During the last months of 2016, and as part of the FATCA agreement between Israel and the United States, the Israel Tax Authority (ITA) transferred to the United States Internal Revenue Service (IRS) data relating to Israeli financial accounts owned by American citizens, during 2014 and 2015. In exchange, the ITA received information of over 35,000 accounts owned by Israeli residents that are held in financial institutions in the United States.
Under FATCA, (the Foreign Account Tax Compliance Act) that was enacted in 2010, non-U.S. foreign financial institutions (banks, hedge funds, pension funds, insurance companies, etc.) are required to report to the IRS information regarding accounts held by U.S. taxpayers or by foreign entities in which U.S. taxpayers hold substantial ownership interest, i.e., 10%. Failure to do so will result in a U.S. withholding tax of 30% on most U.S.-sourced income payments to the foreign financial institution.
On June 30, 2014 the Governments of Israel and the United States (the “Competent Authorities”) signed an agreement to improve international enforcement of taxes and for implementing provisions of the Foreign Accounts Tax Compliance Act (FATCA).
In order to implement the FATCA agreement, the Competent Authorities signed on March 23, 2016, the Competent Authority Agreement (the “CAA”), that requires the Competent Authorities (the ITA and the IRS) to enter into an arrangement in order to establish the rules and procedures necessary in order to implement the FATCA agreement.
The first list of information has now been exchanged between the two countries, and this will be implemented on a yearly basis.

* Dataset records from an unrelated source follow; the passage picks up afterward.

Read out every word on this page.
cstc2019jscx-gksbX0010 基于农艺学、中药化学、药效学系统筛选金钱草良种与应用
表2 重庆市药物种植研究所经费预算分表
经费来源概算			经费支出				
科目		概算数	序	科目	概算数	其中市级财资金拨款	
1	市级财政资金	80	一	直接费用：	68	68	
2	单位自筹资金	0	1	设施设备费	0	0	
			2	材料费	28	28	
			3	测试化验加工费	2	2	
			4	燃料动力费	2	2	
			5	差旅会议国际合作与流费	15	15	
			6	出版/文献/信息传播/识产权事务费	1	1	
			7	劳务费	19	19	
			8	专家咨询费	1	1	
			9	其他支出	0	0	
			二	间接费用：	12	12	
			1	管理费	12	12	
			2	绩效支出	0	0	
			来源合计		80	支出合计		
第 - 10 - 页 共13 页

Since January 1, 2003, Israel has changed its method for collecting tax from its residents by using a system called "personal taxation". Israeli resident has to report all income from any asset or account regardless of its geographical source. The information now received from the United States will be investigated and compared with the information the ITA already has in its possession from Israeli residents that have been reporting their foreign income, and from those who have, or are still, participating in the Israeli voluntary disclosure programs.
The procedure of receiving financial information relating to Israeli residents that own accounts outside of Israel through FATCA, is part of the increasing efforts of the ITA to expose unreported worldwide income of Israeli tax residents including through other countries via the Common Reporting Standard.
The Common Reporting Standard, otherwise known as the CRS, is the global standard for automatic exchange of financial information as developed and initiated by the OECD. Israel signed on the Multilateral Competent Authority Agreement on November 25, 2015, as part of Israel’s commitment to meet international standards regarding tax enforcement. During May 2016, the ITA signed on the Competent Authority Agreement in order to establish the rules and procedures necessary in order to implement the CRS agreement. According to this agreement, Israel is anticipated to begin to transfer 2017 end-year financial information with various countries by September 2018.